Bronze changed warfare. Tougher blades, stronger spearheads and more durable arrow tips allowed for new fighting techniques. Those same advances made it easier to distinguish warrior graves, because metal survives in the ground far better than wood or leather.

How bioarchaeologists read skeletons

Reading a skeleton is part medicine, part detective work. Specialists look at:

  • Teeth: for age, diet and periods of stress or malnutrition.
  • Pelvis and skull: for sex estimation, though DNA provides stronger confirmation when available.
  • Joint surfaces and bone thickness: for signs of repeated movement, such as pulling a bow or riding.
  • Healed fractures and embedded objects: which can indicate fighting injuries.

In the case of the supposed Amazons, the pattern of joint wear and riding-related changes sits alongside the weaponry to build a stronger case that these women were engaged in organised combat.

What future digs could still reveal

For every excavated grave, there are many more left untouched or already lost. Climate change, construction and looting all threaten burial sites across the steppe and Caucasus. Each season that archaeologists work in regions like Nakhchivan is a race against erosion and development.
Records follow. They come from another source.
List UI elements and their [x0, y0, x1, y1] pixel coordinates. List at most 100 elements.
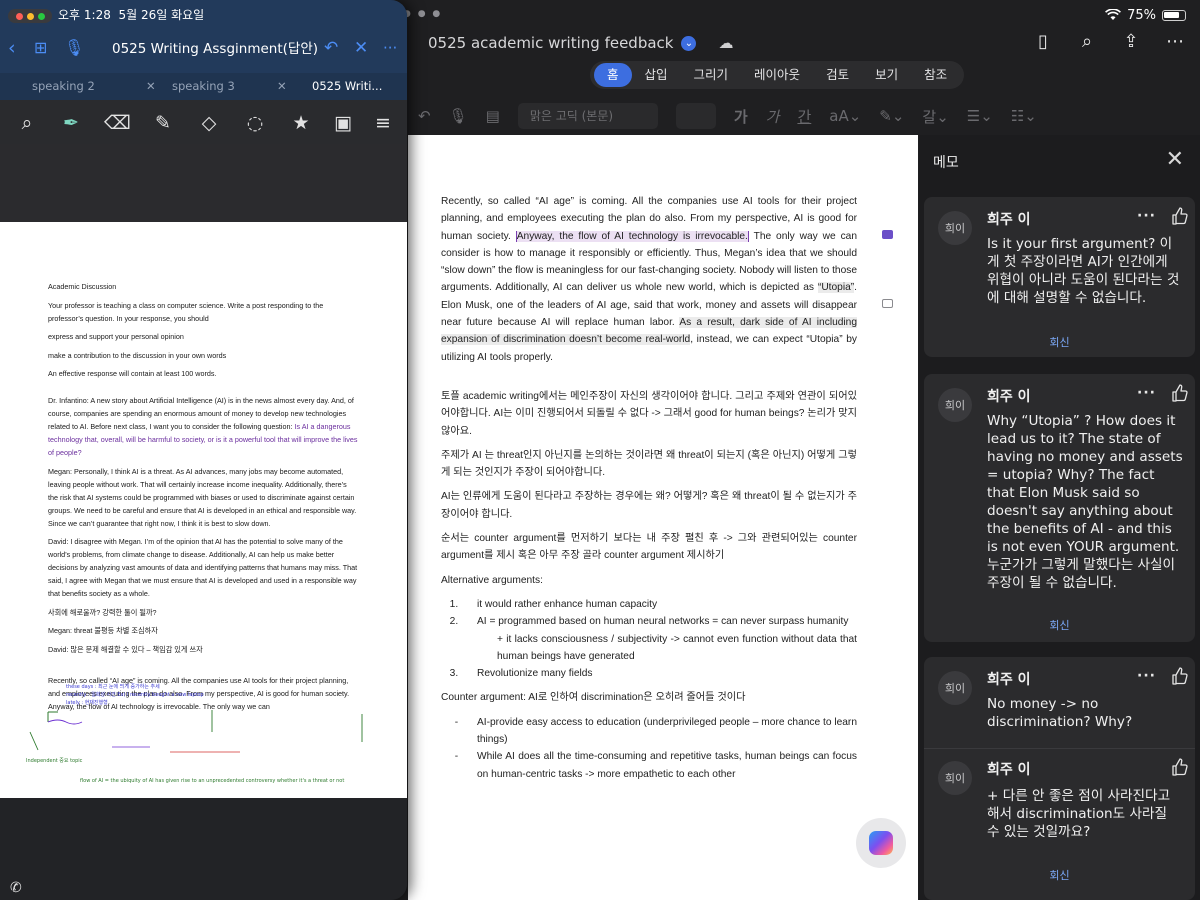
- counter-argument-list: AI-provide easy access to education (und…: [461, 714, 857, 783]
- tab-references[interactable]: 참조: [911, 63, 960, 87]
- font-size-box[interactable]: [675, 103, 716, 129]
- tab-review[interactable]: 검토: [813, 63, 862, 87]
- comment-marker-icon[interactable]: [882, 299, 893, 308]
- comment-text: No money -> no discrimination? Why?: [987, 696, 1133, 730]
- pen-color-icon[interactable]: ≡: [370, 110, 396, 136]
- cloud-sync-icon[interactable]: ☁: [718, 34, 733, 52]
- comment-text: Why “Utopia” ? How does it lead us to it…: [987, 413, 1183, 591]
- italic-icon[interactable]: 가: [766, 106, 780, 127]
- list-item: Revolutionize many fields: [461, 665, 857, 682]
- document-page[interactable]: Recently, so called “AI age” is coming. …: [408, 135, 918, 900]
- comment-text: Is it your first argument? 이게 첫 주장이라면 AI…: [987, 236, 1180, 306]
- ribbon-toolbar: ↶ 🎙 ▤ 맑은 고딕 (본문) 가 가 간 aA⌄ ✎⌄ 갈⌄ ☰⌄ ☷⌄: [418, 98, 1200, 134]
- undo-icon[interactable]: ↶: [324, 36, 338, 60]
- shapes-icon[interactable]: ◇: [196, 110, 222, 136]
- image-icon[interactable]: ▣: [330, 110, 356, 136]
- reply-button[interactable]: 회신: [924, 867, 1195, 883]
- back-icon[interactable]: ‹: [8, 36, 16, 60]
- prompt-line: An effective response will contain at le…: [48, 369, 217, 378]
- status-time: 오후 1:28 5월 26일 화요일: [58, 8, 205, 22]
- paste-icon[interactable]: ▤: [486, 107, 500, 125]
- undo-icon[interactable]: ↶: [418, 107, 431, 125]
- close-tab-icon[interactable]: ✕: [277, 73, 287, 100]
- close-tab-icon[interactable]: ✕: [146, 73, 156, 100]
- ribbon-tabs: 홈 삽입 그리기 레이아웃 검토 보기 참조: [590, 61, 965, 89]
- notebook-title[interactable]: 0525 Writing Assginment(답안): [112, 37, 318, 57]
- comment-marker-icon[interactable]: [882, 230, 893, 239]
- bullets-icon[interactable]: ☰⌄: [967, 107, 993, 125]
- minimize-window-icon[interactable]: [26, 12, 34, 20]
- reply-button[interactable]: 회신: [924, 334, 1195, 350]
- handwritten-note: these days : 최근 눈에 띄게 증가하는 추세: [66, 684, 160, 690]
- tab-speaking-3[interactable]: speaking 3: [172, 73, 235, 100]
- bold-icon[interactable]: 가: [734, 106, 748, 127]
- tab-insert[interactable]: 삽입: [632, 63, 681, 87]
- search-icon[interactable]: ⌕: [1076, 31, 1098, 52]
- avatar: 희이: [938, 761, 972, 795]
- more-icon[interactable]: ···: [1137, 208, 1156, 224]
- tab-draw[interactable]: 그리기: [681, 63, 742, 87]
- window-controls[interactable]: [8, 9, 52, 23]
- comment-card[interactable]: 희이 희주 이 ··· Is it your first argument? 이…: [924, 197, 1195, 357]
- page-gutter: [0, 144, 407, 222]
- copilot-button[interactable]: [856, 818, 906, 868]
- close-icon[interactable]: ✕: [1166, 147, 1184, 172]
- more-icon[interactable]: ···: [383, 36, 397, 60]
- more-icon[interactable]: ⋯: [1164, 31, 1186, 52]
- comment-card[interactable]: 희이 희주 이 ··· Why “Utopia” ? How does it l…: [924, 374, 1195, 642]
- like-icon[interactable]: [1169, 666, 1189, 686]
- more-icon[interactable]: ···: [1137, 668, 1156, 684]
- list-item: AI-provide easy access to education (und…: [461, 714, 857, 749]
- highlighter-icon[interactable]: ✎: [150, 110, 176, 136]
- share-icon[interactable]: ⇪: [1120, 31, 1142, 52]
- tab-speaking-2[interactable]: speaking 2: [32, 73, 95, 100]
- tab-home[interactable]: 홈: [594, 63, 632, 87]
- tab-layout[interactable]: 레이아웃: [741, 63, 813, 87]
- reply-button[interactable]: 회신: [924, 617, 1195, 633]
- pen-icon[interactable]: ✒: [58, 110, 84, 136]
- comment-thread[interactable]: 희이 희주 이 ··· No money -> no discriminatio…: [924, 657, 1195, 900]
- numbering-icon[interactable]: ☷⌄: [1011, 107, 1037, 125]
- screen: ● ● ● 75% 0525 academic writing feedback…: [0, 0, 1200, 900]
- highlight-icon[interactable]: ✎⌄: [879, 107, 904, 125]
- document-title[interactable]: 0525 academic writing feedback ⌄ ☁: [428, 32, 733, 54]
- text-style-icon[interactable]: aA⌄: [829, 107, 861, 125]
- font-color-icon[interactable]: 갈⌄: [922, 106, 948, 127]
- prompt-line: make a contribution to the discussion in…: [48, 350, 227, 360]
- summary-line: 사회에 해로울까? 강력한 툴이 될까?: [48, 607, 157, 617]
- document-body: Recently, so called “AI age” is coming. …: [441, 193, 858, 783]
- close-icon[interactable]: ✕: [354, 36, 368, 60]
- phone-view-icon[interactable]: ▯: [1032, 31, 1054, 52]
- battery-percent: 75%: [1127, 7, 1156, 23]
- comment-highlight-1[interactable]: Anyway, the flow of AI technology is irr…: [515, 230, 749, 242]
- multitask-dots-icon[interactable]: ● ● ●: [403, 9, 442, 19]
- lasso-icon[interactable]: ◌: [242, 110, 268, 136]
- notes-page[interactable]: Academic Discussion Your professor is te…: [0, 222, 407, 798]
- microphone-icon[interactable]: 🎙: [449, 107, 468, 125]
- underline-icon[interactable]: 간: [797, 106, 811, 127]
- grid-icon[interactable]: ⊞: [34, 36, 47, 60]
- font-name-box[interactable]: 맑은 고딕 (본문): [517, 103, 658, 129]
- top-right-actions: ▯ ⌕ ⇪ ⋯: [1032, 31, 1186, 52]
- megan-post: Megan: Personally, I think AI is a threa…: [48, 466, 357, 528]
- like-icon[interactable]: [1169, 757, 1189, 777]
- comment-highlight-2[interactable]: “Utopia”: [817, 282, 855, 294]
- phone-icon[interactable]: ✆: [10, 880, 22, 896]
- copilot-icon: [869, 831, 893, 855]
- tab-writing-assignment[interactable]: 0525 Writi...: [312, 73, 382, 100]
- feedback-paragraph-2: 주제가 AI 는 threat인지 아닌지를 논의하는 것이라면 왜 threa…: [441, 449, 857, 479]
- maximize-window-icon[interactable]: [37, 12, 45, 20]
- close-window-icon[interactable]: [15, 12, 23, 20]
- microphone-icon[interactable]: 🎙: [64, 36, 84, 60]
- document-title-text: 0525 academic writing feedback: [428, 34, 674, 52]
- eraser-icon[interactable]: ⌫: [104, 110, 131, 136]
- comment-author: 희주 이: [987, 762, 1031, 778]
- zoom-window-icon[interactable]: ⌕: [14, 110, 40, 136]
- elements-icon[interactable]: ★: [288, 110, 314, 136]
- professor-post: Dr. Infantino: A new story about Artific…: [48, 396, 358, 457]
- like-icon[interactable]: [1169, 206, 1189, 226]
- tab-view[interactable]: 보기: [862, 63, 911, 87]
- more-icon[interactable]: ···: [1137, 385, 1156, 401]
- like-icon[interactable]: [1169, 383, 1189, 403]
- chevron-down-icon[interactable]: ⌄: [681, 35, 697, 51]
If teams continue to find similar warrior-style female burials in the region, the idea of a wide, interconnected network of female fighters will gain weight. On the other hand, new evidence could show big differences between communities: some heavily involving women in warfare, others keeping that role largely male.

Either way, the quiet bones of those archers in Azerbaijan have already shifted the debate. The question is no longer “did women ever fight?” but rather “where, when and under what conditions did societies decide they should?” That line of enquiry promises to reshape how we talk about both myth and history for years to come.